Durante a nossa vida, temos que fazer escolhas.
Há muitas coisas que nos atraem, mas não conseguimos conquistar todas.
Escolher uma significa renunciar às outras.

As leituras desde dia tratam fundamentalmente deste tema sobre a ESCOLHA.

A 1a Leitura fala da escolha feita por SALOMÃO:
Ele preferiu a Sabedoria de Deus a qualquer outro bem. (Sb 7,7-11)

- Recém coroado, o jovem Rei vai ao templo oferecer um sacrifício a Deus.
- Deus, satisfeito, lhe diz: "Pede-me o que queres... e eu te darei..."
- Salomão: "Sou um adolescente... dai-me um coração sábio, capaz de julgar o vosso povo e discernir entre o Bem e o Mal..."
- O pedido agradou a Deus:
   "Já que não pediste nem vida longa, nem riquezas, nem a morte  de teus inimigos, mas sim inteligência para governar meu povo...   vou te dar o que pedes... e também o que não pediste..."

* Salomão escolheu a SABEDORIA como Bem maior, preferível ao poder e às riquezas...

A 2ª Leitura convida-nos a acolher a PALAVRA DE DEUS. (Hb 4,12-13)
"Ela é viva, eficaz e mais penetrante de qualquer espada de dois gumes".
Ela ajuda a discernir o bem e o mal e a fazer a ESCOLHA certa.

No Evangelho, Jesus propõe uma escolha do JOVEM RICO(Mc 10,17-30)

- Jesus está a caminho, ensinando aos discípulos as exigências do Reino e as condições para integrar a comunidade messiânica.
- Um jovem ajoelha-se diante de Jesus e pergunta: "Que devo fazer para conseguir a vida eterna?"

- Inicialmente, Jesus lhe propõe os Mandamentos.

  O Jovem responde que já observa tudo isso... Ele quer algo mais...

 

- Então Jesus o olha com amor, porque de fato praticava... e "queria mais"...
  "Convida-o" a integrar a comunidade do Reino, apontando o caminho:
      . Desfazer-se dos bens terrenos;
      . Partilhar com os irmãos mais pobres.
      . Seguir Jesus no seu caminho de amor e entrega.

A escolha era muito comprometedora: ou segui-lo, "renunciando" a todos os bens, ou ficar com tudo, mas deixando-o.

- Era o "algo mais" que lhe faltava para passar da vivência tradicional da religião, para uma vivência mais generosa. Mas o Jovem prefere a segurança da riqueza e recusa o "convite" de Jesus. Não tem coragem de dar um passo a mais... e RETIRA-SE TRISTE...

- Jesus comenta: "Como é difícil a um rico entrar no Reino de Deus!"

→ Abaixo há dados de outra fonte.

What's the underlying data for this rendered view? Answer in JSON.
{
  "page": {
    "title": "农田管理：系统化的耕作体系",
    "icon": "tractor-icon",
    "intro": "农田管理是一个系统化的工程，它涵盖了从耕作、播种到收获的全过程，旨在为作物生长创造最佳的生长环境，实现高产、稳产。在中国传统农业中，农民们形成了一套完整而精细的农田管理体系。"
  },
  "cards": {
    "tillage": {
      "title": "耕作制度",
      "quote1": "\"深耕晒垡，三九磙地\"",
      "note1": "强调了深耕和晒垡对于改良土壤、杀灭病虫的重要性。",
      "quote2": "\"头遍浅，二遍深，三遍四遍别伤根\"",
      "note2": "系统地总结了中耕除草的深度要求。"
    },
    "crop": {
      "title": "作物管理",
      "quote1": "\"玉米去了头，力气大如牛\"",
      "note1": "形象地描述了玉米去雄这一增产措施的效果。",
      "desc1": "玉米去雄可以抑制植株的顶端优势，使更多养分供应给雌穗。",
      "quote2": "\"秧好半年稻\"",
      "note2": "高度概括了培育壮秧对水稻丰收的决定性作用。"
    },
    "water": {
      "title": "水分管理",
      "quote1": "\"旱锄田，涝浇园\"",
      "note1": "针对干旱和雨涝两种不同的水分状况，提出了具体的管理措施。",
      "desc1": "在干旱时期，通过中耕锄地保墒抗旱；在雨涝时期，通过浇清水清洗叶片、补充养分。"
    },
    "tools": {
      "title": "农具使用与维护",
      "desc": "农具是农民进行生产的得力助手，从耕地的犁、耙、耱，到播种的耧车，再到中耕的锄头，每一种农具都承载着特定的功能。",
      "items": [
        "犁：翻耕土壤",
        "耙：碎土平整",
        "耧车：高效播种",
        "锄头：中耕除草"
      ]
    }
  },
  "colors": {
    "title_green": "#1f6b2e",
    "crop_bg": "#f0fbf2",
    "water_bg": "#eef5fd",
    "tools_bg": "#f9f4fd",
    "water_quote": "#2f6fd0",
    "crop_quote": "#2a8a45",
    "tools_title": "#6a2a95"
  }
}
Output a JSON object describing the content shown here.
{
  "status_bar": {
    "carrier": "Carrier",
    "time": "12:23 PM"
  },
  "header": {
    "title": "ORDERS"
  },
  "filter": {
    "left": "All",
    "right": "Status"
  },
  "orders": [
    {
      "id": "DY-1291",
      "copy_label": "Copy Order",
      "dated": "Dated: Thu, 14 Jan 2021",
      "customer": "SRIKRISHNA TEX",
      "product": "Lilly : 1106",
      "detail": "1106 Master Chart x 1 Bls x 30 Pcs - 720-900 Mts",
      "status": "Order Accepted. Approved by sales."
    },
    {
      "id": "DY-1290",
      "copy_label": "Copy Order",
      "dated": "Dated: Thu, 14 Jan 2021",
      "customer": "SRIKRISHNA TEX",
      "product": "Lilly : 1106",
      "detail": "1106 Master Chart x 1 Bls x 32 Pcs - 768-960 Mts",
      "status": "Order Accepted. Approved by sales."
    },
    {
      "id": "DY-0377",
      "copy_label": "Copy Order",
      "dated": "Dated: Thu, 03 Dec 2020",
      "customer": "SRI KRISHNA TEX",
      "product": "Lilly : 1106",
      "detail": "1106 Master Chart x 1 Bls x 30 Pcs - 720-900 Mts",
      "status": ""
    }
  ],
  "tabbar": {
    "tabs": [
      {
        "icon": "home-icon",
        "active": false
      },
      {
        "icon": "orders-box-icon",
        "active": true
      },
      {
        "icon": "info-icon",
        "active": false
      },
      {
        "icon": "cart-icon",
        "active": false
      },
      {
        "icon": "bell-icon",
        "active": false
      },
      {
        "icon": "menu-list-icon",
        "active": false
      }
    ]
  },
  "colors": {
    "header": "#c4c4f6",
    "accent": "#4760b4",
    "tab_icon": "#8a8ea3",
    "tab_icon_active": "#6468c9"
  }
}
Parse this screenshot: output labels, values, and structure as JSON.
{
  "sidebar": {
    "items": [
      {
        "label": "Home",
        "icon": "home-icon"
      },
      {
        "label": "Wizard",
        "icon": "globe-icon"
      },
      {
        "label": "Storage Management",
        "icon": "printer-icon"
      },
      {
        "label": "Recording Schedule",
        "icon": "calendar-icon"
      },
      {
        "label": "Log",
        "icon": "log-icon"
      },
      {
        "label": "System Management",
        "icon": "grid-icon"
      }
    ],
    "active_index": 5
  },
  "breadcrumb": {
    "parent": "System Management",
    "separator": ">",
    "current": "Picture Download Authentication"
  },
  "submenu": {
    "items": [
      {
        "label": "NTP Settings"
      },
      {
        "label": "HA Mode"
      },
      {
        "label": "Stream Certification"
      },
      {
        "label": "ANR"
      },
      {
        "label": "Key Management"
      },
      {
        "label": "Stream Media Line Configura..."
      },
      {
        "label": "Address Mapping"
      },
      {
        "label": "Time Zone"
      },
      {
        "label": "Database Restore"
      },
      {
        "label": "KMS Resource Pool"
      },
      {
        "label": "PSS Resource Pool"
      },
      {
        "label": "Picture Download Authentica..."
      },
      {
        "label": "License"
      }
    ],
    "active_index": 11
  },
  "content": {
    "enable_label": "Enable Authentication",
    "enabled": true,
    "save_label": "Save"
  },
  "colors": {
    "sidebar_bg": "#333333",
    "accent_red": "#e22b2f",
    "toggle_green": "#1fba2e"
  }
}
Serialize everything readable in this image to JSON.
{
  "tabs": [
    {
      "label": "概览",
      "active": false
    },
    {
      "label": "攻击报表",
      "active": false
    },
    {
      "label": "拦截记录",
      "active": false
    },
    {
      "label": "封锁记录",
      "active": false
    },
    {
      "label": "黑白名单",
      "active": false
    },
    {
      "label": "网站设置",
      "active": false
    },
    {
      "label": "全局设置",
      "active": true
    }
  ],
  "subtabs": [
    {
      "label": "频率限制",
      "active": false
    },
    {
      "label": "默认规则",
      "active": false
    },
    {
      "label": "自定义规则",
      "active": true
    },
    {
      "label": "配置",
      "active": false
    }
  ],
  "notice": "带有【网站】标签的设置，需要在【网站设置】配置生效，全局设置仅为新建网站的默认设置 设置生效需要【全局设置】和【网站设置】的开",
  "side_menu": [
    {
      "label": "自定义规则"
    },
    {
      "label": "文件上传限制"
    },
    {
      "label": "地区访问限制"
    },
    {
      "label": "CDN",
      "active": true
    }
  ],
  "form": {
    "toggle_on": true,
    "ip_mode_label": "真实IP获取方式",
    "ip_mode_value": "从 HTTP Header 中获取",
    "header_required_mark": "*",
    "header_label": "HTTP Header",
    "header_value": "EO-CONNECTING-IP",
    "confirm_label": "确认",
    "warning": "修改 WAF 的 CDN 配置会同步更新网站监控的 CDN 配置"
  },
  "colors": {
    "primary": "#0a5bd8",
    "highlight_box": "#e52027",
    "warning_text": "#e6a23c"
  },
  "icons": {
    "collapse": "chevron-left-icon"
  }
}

* A reação do Jovem rico evidencia um fato:
   Quanto mais riquezas alguém possui, mais forte se faz sentir a tentação de amarrar o próprio coração aos próprios tesouros, a ponto de se tornarem um obstáculo no caminho do Reino.  O "caminho do Reino" deve ser um caminho a ser percorrido no amor, na solidariedade, no serviço, na partilha, na verdade, no dom da vida aos irmãos...

- E os apóstolos não perderam a oportunidade: 
  "E nós que deixamos tudo?"
- Jesus garante:
  "Vocês terão recompensa em bens e...  perseguições... e a vida eterna..."

Quem é esse Jovem do Evangelho?
Posso ser eu. Pode ser você... São muitas pessoas que observam os Mandamentos e até "desejariam fazer mais"...
Mas quando Deus pede algo mais... elas se retiram tristes, porque estão apegadas a muitas coisas, que amarram o seu coração e impedem de dar esse passo a mais.
Estão satisfeitas apenas com o "mínimo" necessário...
* E nós nos satisfazemos como o mínimo...   ou procuramos oferecer "algo mais"?

Cristo nos dirige ainda hoje o mesmo convite:
"Vai e vende TUDO... dá aos pobres... e depois me segue".

* Todos nós temos alguma coisa para vender... Quais são as "riquezas", de que devemos nos desfazer para esse algo mais e que tornam o nosso coração materializado e insensível às coisas de Deus.

- Será que Cristo nos olha "com amor" porque vê a nossa generosidade?
  ou  nós "nos afastamos tristes" porque não damos esse algo mais?

- Quantos pobres estão à espera de nossa oferta!...
  Pobres da palavra de Deus, de conforto, de entusiasmo, de orientação,  educação... instrução religiosa...

E nesse mês de outubro, dedicado às missões, a Igreja nos lembra que todos devemos nos sentir responsáveis pelas missões.
Devemos distribuir as riquezas espirituais e materiais que possuímos, também aos que ainda vivem na miséria religiosa e social.

Cristo ainda HOJE continua a convidar: "Vai e vende tudo o que tens... e dá aos pobres... e depois vem e segue-me..."
Ele continua nos "olhando com amor"...Ele conta com cada um de nós!...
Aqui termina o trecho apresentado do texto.